The test fee is not cheap either. It is not an amount that any student can easily afford. The test fee in the UK is priced at 110 sterling pounds per attempt. Test results that have lapsed for two years is generally considered as outdated by the immigration department and a new test has to be taken. However, no official figures have been released to show how big the UK English proficiency test market really is. According to anecdotal evidence, the similar market in Australia is estimated about 27 million sterling pounds.
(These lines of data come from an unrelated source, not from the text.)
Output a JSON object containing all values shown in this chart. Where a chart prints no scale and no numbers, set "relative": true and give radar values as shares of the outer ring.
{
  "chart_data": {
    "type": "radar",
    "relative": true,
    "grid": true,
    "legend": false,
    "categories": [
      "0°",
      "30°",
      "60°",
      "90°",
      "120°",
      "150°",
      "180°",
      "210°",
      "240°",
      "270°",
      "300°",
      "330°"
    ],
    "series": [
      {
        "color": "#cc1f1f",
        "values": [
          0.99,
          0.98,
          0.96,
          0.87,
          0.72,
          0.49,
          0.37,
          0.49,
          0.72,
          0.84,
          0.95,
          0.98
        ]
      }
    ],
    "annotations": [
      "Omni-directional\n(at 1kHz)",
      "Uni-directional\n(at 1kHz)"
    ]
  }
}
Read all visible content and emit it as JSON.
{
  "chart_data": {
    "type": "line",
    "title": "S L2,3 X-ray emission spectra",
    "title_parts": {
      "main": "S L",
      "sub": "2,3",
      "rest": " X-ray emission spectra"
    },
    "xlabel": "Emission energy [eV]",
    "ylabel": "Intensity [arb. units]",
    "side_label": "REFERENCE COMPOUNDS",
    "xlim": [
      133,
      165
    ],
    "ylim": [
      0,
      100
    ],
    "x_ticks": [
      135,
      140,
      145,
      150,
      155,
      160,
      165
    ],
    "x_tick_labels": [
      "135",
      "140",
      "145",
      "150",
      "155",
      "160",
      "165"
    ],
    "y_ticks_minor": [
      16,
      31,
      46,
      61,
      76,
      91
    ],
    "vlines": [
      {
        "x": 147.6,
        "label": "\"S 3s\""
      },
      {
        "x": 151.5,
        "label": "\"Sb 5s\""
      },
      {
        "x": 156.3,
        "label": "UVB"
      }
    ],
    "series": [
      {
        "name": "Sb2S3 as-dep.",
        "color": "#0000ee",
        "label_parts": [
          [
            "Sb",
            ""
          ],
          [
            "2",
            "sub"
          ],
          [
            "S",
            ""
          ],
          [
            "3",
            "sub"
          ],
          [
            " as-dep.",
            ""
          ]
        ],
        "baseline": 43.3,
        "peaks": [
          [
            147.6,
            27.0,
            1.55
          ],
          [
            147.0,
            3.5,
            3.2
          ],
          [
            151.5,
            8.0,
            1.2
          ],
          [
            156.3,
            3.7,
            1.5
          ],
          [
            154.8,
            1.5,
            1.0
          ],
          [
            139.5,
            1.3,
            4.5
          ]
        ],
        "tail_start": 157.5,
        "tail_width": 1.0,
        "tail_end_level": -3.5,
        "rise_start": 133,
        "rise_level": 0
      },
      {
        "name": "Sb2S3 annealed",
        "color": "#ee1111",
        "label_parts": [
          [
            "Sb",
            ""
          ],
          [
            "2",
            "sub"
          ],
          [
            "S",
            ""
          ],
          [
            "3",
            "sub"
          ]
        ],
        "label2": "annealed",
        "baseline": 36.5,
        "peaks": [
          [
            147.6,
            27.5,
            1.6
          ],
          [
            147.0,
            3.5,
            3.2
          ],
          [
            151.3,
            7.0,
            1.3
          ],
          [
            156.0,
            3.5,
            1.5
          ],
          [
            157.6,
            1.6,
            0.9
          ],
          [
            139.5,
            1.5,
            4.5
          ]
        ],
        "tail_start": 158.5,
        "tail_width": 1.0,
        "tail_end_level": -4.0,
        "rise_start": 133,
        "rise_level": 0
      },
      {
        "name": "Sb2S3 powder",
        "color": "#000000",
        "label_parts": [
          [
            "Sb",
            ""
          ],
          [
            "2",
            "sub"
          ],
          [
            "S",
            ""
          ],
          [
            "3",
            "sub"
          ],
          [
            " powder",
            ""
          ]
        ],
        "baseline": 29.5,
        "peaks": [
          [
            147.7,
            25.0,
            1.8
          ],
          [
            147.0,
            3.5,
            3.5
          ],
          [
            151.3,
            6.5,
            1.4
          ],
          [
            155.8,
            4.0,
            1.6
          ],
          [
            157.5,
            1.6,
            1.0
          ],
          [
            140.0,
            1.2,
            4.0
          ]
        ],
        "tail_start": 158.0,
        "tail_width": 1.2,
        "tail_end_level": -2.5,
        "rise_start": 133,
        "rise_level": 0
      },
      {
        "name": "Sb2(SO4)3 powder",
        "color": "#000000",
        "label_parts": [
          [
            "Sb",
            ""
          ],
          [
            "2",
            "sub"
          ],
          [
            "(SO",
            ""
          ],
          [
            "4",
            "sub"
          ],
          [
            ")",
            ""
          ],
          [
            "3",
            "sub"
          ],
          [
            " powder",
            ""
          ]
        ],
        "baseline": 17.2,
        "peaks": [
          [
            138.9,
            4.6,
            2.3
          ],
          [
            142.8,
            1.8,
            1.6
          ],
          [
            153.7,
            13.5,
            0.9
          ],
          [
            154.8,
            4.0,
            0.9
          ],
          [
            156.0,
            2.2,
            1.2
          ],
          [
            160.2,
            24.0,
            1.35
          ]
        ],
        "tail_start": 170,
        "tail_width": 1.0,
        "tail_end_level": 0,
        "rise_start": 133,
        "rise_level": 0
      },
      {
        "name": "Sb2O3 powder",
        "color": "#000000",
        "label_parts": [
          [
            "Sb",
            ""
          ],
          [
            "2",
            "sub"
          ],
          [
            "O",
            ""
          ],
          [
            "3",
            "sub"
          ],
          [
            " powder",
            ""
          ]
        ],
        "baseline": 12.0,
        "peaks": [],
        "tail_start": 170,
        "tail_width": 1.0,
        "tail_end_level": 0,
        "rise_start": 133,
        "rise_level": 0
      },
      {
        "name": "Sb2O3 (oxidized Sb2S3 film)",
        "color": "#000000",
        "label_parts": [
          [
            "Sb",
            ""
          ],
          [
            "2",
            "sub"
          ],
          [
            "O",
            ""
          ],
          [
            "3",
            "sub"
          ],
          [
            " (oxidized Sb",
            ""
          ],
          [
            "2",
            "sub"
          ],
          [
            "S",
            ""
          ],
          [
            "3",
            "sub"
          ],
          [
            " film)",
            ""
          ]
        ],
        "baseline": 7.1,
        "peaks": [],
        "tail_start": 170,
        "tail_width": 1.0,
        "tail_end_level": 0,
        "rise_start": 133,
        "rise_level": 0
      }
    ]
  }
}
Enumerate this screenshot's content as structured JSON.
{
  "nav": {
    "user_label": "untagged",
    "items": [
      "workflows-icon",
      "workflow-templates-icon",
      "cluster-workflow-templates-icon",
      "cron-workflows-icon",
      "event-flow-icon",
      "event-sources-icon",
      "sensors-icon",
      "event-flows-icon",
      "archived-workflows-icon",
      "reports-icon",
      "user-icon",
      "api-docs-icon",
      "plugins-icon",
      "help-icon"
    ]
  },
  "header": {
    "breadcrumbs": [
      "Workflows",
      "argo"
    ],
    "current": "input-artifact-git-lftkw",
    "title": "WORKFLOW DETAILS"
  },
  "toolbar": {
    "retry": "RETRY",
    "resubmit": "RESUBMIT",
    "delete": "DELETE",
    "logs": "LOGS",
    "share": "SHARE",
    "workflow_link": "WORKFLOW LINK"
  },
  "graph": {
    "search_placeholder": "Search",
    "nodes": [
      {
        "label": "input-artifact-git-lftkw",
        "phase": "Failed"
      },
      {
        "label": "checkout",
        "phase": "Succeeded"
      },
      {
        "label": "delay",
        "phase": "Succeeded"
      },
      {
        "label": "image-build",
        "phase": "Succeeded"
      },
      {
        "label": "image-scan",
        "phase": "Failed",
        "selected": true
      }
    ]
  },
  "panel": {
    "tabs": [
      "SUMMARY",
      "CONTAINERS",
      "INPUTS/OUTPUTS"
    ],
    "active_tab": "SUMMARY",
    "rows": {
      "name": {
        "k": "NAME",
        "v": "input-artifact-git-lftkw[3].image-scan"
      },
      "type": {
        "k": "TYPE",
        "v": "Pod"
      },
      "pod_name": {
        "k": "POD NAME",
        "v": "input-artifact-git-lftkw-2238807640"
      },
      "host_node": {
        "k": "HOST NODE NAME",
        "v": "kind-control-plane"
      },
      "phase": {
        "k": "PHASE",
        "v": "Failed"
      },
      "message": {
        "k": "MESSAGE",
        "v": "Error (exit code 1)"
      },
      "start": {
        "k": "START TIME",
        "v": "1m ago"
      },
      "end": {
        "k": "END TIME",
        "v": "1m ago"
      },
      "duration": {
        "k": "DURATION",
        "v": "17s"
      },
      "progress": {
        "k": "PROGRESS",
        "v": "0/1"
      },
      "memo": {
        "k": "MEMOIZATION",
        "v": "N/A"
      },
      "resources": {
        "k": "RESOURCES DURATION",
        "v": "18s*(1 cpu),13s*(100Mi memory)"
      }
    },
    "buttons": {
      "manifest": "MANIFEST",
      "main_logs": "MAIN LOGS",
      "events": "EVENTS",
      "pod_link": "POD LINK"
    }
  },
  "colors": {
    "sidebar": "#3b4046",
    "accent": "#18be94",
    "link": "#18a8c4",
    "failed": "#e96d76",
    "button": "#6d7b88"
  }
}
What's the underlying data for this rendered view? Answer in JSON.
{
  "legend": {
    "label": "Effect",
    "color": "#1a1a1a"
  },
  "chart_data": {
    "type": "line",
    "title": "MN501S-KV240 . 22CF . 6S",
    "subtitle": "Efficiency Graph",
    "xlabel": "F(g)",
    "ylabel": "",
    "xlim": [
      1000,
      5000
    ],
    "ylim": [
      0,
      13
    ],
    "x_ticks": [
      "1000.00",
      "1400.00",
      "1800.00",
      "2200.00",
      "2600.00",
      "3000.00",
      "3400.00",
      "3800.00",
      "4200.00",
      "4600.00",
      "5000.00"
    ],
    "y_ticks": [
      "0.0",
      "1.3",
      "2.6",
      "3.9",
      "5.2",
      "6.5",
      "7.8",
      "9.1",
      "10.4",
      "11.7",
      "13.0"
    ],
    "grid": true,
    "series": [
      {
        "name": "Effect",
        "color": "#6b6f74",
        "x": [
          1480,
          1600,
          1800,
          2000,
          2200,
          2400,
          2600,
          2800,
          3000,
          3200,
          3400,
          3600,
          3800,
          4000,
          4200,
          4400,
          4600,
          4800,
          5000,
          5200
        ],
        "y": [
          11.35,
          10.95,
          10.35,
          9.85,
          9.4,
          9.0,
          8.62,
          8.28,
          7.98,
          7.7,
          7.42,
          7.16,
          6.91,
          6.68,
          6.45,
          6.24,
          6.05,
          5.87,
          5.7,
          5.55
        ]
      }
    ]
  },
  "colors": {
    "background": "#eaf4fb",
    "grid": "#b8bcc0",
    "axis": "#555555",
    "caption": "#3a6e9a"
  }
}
Archived records from the UK Department of Education and Employment also showed that British English language products were worth about 800 million sterling pounds in 1988. This huge figure is not surprising because most students will pay additional money to go for IELTS focused tuition.
On the other side of the globe, the Australian Immigration and Citizenship Minister Chris Evans have indicated that alternative English proficiency tests will soon be recognised for immigration purposes. Many other test providers welcome this decision. One of them is the Test of English as a Foreign Language (TOEFL), which is designed by the Americans in 1964. Another new test provider, world-wide publisher Pearson, is also said to have applied to the Australian government for an official status. These competitors are very keen to bite off some market share of IELTS.
Australian Minister’s decision is likely to be influenced by the fact that the Australian economy relies a lot on overseas students. The influx of Chinese, Indian and Iranian students are now at the highest in history. These emerging countries have fast growing economies and parents are now financially capable to send their children to Australia, UK and the USA for education. However, not all of the students would have chosen to take IELTS. Many of them would have taken TOEFL because they are also applying to academic institutions in the USA. It is wise of the Australian Minister to realise that by making IELTS the only option, it is likely to alienate potential overseas students together with the school fees they bring to Australia.
IELTS also came under some bad press in November 2009 in India. The British Council is responsible for administering the IELTS in India; however, their employees have been alleged to be taking money to sit the exam for others. Critics commented the issue here is because the British Council does not submit itself to any external audit. They also argued that unless IELTS is taken off the monopoly seat, these fraudulent incidents will continue.
Perhaps it is true when an organisation is in a monopoly position; it is also very susceptible to being abused. I think we should seriously re-assess our approach to the English proficiency test in the UK.